Sokol claims that: "Consumers have saved tens of billion of dollars since Congress began the process of opening wholesale electricity markets to competition 10 years ago." He also argues that by restricting utility ownership, PUHCA is keeping new capital out of the energy industry that is needed for upgrading the electric power transmission grid.
I spoke with Jack Casazza, an electrical engineer who was a Senior VP for an investor-owned utility and who now serves on a task force investigating the power blackout of August 14, 2003. Casazza scoffs at the idea that regulation is keeping needed grid upgrades from happening. "Warren Buffett doesn't know what he's talking about," he said, "and he doesn't have very good technical people. Utilities today have no problem investing in transmission facilities if they are needed and provide economic returns."
On the other hand, grid reliability is an issue of vital concern, and labor is the key. Jim Spellane, communications director for the International Brotherhood of Electrical Workers (IBEW), said that the problem with grid reliability arose with deregulation in the 1990s. "It squeezed things like maintenance and worker training."
Casazza echoed that opinion and said that one significant cause of the 2003 blackout was labor reductions. He wondered how Warren Buffett "would get the 25 percent rates of return he is used to. He can't cut labor, that's already been cut."
The IBEW issued a statement on June 15 praising the Senate Energy Committee for including the new FERC authority in the bill, while recognizing that the greater regulatory powers of PUHCA were still needed. The union had flatly opposed any PUHCA repeal in the past, but Spellane said, "We could see this energy bill has legs. It is going to pass and we want to make sure that the FERC oversight does not get stripped out along the way." House Republicans are against even that minimum amount of consumer protection and Spellane said the IBEW will oppose the final bill if it does not include it.
Senator Ron Wyden was the only member of the Energy Committee who voted against sending the bill to the Senate floor.

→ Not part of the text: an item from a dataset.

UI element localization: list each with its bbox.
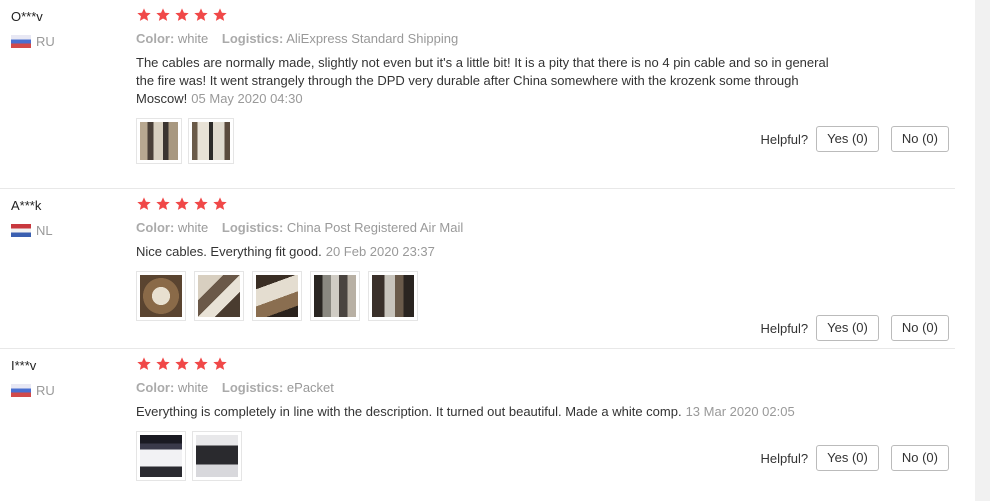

A top reason given for his dissatisfaction was repeal: "The bill also repeals the Public Utility Holding Company Act (PUHCA) without providing adequate safeguards to prevent captive ratepayers from getting fleeced to support unregulated businesses of utility parent companies."
Jack Casazza is wistful for the utilities of the past. "I'm a believer in capitalism," he said, "and I believe in getting a reasonable return on my investment. But the company I came up in believed that you don't hurt the customer. I have grandchildren and I want to see this country run so they benefit, not so Warren Buffett can put money in his pocket."
Lynn Hargis fears we are headed for another Great Depression. She said, "Not only is it going to be horrible for the whole country, but nobody is even talking about it."